Mark 14:63-65 - Joseph Benson’s Commentary on the Old and New Testaments

Bible Comments

Then the high-priest rent his clothes Rending of clothes was an expression sometimes of deep grief, sometimes of holy zeal. The precepts, Leviticus 10:8; Leviticus 21:10; forbidding the high-priest to rend his clothes, relate only to the pontifical garments and to private mourning: that is, mourning on account of the calamities befalling himself or friends. Griefs of this kind the chief minister of religion was not to make public by any outward sign whatever.
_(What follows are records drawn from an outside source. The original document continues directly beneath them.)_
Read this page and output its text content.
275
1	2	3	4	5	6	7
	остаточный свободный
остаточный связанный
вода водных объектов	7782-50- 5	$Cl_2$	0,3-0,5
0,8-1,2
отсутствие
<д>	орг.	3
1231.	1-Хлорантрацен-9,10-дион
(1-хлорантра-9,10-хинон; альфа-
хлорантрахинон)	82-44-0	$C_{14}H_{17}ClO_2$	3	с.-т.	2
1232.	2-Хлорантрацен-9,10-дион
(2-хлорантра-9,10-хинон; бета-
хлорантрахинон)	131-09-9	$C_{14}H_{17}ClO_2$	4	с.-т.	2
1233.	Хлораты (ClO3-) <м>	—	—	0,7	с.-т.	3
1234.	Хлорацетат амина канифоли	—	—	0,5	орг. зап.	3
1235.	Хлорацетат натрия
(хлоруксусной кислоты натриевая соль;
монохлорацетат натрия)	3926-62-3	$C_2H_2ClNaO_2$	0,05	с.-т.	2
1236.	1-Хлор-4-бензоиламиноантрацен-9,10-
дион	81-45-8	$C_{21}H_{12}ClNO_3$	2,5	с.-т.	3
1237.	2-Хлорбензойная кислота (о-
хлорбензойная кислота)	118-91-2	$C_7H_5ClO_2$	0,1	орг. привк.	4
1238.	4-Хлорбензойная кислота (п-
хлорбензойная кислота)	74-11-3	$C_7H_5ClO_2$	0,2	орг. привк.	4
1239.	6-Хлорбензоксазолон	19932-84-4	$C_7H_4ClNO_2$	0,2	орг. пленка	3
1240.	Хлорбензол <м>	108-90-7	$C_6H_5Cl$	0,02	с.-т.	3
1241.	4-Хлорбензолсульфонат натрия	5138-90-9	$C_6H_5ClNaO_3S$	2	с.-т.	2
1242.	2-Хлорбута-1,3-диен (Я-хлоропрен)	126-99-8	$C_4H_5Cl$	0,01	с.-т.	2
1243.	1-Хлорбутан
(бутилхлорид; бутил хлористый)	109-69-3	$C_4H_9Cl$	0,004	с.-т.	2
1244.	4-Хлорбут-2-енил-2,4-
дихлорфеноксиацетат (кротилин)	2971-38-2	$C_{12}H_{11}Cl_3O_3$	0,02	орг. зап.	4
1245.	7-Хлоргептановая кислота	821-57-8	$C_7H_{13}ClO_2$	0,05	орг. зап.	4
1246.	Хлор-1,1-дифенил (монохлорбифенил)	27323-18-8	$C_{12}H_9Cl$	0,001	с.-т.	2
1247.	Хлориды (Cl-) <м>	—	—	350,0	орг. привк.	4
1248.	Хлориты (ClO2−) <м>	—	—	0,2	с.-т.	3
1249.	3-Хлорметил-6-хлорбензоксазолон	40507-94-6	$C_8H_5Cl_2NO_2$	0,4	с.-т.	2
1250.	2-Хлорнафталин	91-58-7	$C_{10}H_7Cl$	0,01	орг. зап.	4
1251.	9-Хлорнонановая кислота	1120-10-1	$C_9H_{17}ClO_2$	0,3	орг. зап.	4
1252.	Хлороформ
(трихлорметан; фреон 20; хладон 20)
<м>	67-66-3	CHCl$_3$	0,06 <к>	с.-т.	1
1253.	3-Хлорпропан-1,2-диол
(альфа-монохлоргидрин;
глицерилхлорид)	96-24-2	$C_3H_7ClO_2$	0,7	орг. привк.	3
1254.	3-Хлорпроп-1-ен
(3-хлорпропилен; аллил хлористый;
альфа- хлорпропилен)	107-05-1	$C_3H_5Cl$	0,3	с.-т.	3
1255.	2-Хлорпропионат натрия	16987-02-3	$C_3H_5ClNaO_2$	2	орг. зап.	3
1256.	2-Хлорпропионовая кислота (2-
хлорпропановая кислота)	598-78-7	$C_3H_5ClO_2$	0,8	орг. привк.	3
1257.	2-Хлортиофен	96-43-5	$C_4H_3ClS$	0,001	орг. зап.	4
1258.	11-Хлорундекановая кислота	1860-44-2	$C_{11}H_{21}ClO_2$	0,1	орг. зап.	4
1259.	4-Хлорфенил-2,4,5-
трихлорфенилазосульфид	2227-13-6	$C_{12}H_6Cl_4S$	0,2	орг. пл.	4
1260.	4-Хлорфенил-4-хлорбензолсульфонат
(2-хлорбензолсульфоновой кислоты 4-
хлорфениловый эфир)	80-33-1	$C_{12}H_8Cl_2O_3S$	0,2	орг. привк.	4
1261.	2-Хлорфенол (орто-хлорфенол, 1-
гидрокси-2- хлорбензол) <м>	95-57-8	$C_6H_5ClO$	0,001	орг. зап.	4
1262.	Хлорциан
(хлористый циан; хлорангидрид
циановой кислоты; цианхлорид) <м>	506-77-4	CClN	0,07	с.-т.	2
But it was neither unlawful nor unusual for him to rend his ordinary garments on account of public calamities, or instances of gross wickedness, as a testimony of his grief for the one and abhorrence of the other. See 1Ma 11:71. That the high-priest was clothed in his ordinary apparel on this occasion, appears from Exodus 29:29-30, where the pontifical garments are ordered to descend from father to son; and therefore were to be worn only at their consecration, and when they ministered. And saith, What need we any further witnesses Namely, of his being guilty of blasphemy. Ye have heard the blasphemy: what think ye? What punishment do you judge him to have deserved? They all condemned him, to be guilty of death Namely, all present; for it is probable Nicodemus, Joseph of Arimathea, and some more, who were his disciples, or favourably disposed toward him, were not present: or if they were, they doubtless remonstrated against the iniquity of this sentence. And some began to spit on him See note on Matthew 26:67-68.

Mark 14:63-65

63 Then the high priest rent his clothes, and saith, What need we any further witnesses?

64 Ye have heard the blasphemy: what think ye? And they all condemned him to be guilty of death.

65 And some began to spit on him, and to cover his face, and to buffet him, and to say unto him, Prophesy: and the servants did strike him with the palms of their hands.